Thomas Bremer: Die Plattform bietet offenbar Finanz-, Wertpapier- und Kryptowerte-Dienstleistungen ohne Erlaubnis an. Zudem nutzen die Betreiber den Namen eines echten Unternehmens, der Global Exchange Denmark, um Vertrauen vorzutäuschen – ein klarer Fall von Identitätsmissbrauch.
Redaktion: Die Website ist offiziell inaktiv, aber der Login-Bereich ist noch erreichbar. Was bedeutet das?
Bremer: Das ist typisch für betrügerische Plattformen. Die öffentliche Startseite verschwindet, aber der Zugang für bestehende Nutzer bleibt offen, um weiter Gelder zu erhalten oder Anleger zu täuschen. Das ist hochgefährlich.

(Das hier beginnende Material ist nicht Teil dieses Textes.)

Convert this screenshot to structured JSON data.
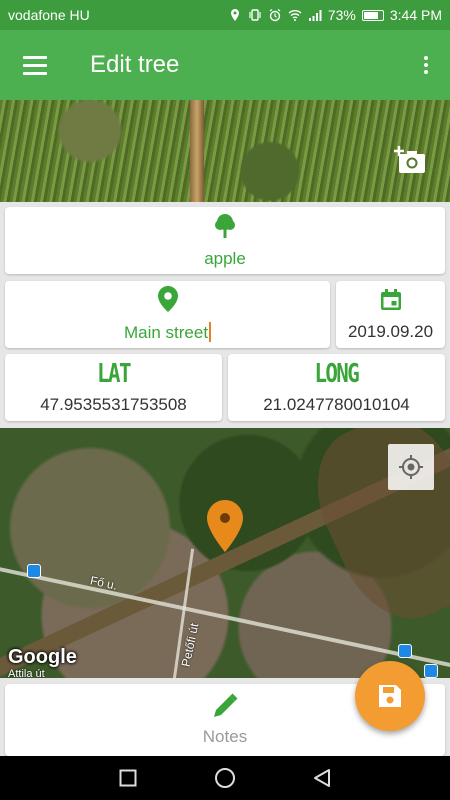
{
  "status_bar": {
    "carrier": "vodafone HU",
    "battery": "73%",
    "time": "3:44 PM"
  },
  "app_bar": {
    "title": "Edit tree"
  },
  "tree": {
    "name": "apple"
  },
  "address": {
    "value": "Main street"
  },
  "date": {
    "value": "2019.09.20"
  },
  "lat": {
    "label": "LAT",
    "value": "47.9535531753508"
  },
  "long": {
    "label": "LONG",
    "value": "21.0247780010104"
  },
  "map": {
    "street1": "Fő u.",
    "street2": "Petőfi út",
    "street3": "Attila út",
    "logo": "Google"
  },
  "notes": {
    "label": "Notes"
  },
  "colors": {
    "primary": "#4caf50",
    "primary_dark": "#3d9c3d",
    "accent": "#f39c32",
    "text_green": "#3aa63a"
  },
  "icons": [
    "menu-icon",
    "more-vert-icon",
    "add-photo-icon",
    "tree-icon",
    "location-pin-icon",
    "calendar-icon",
    "my-location-icon",
    "map-marker-icon",
    "pencil-icon",
    "save-icon",
    "recent-apps-icon",
    "home-icon",
    "back-icon"
  ]
}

Redaktion: Wie erkennen Verbraucher solche dubiosen Angebote?
Bremer: Wichtig ist immer: Ist das Unternehmen bei der BaFin registriert? Das lässt sich online prüfen. Zudem sollte man bei unbekannten ausländischen Firmen, unrealistischen Renditeversprechen oder fehlendem Impressum sehr vorsichtig sein.
Redaktion: Was sollten Betroffene tun, die dort bereits investiert haben?
Bremer: Zahlungen sofort stoppen, Beweise sichern, Anzeige erstatten. Auch der Gang zu einem spezialisierten Anwalt kann sinnvoll sein – gerade, wenn größere Beträge im Spiel sind.
Redaktion: Wie häufig kommt es zu solchen Fällen?
Bremer: Leider sehr oft. Plattformen wie diese tauchen auf, sammeln Geld ein und verschwinden. Dabei werden echte Firmennamen missbraucht, was die Täuschung noch glaubwürdiger macht. Genau deswegen ist Aufklärung so wichtig.
Redaktion: Vielen Dank für das Gespräch.
Thomas Bremer: Gerne – und mein Appell: Immer skeptisch bleiben und vorher genau prüfen, bevor man irgendwo Geld anlegt.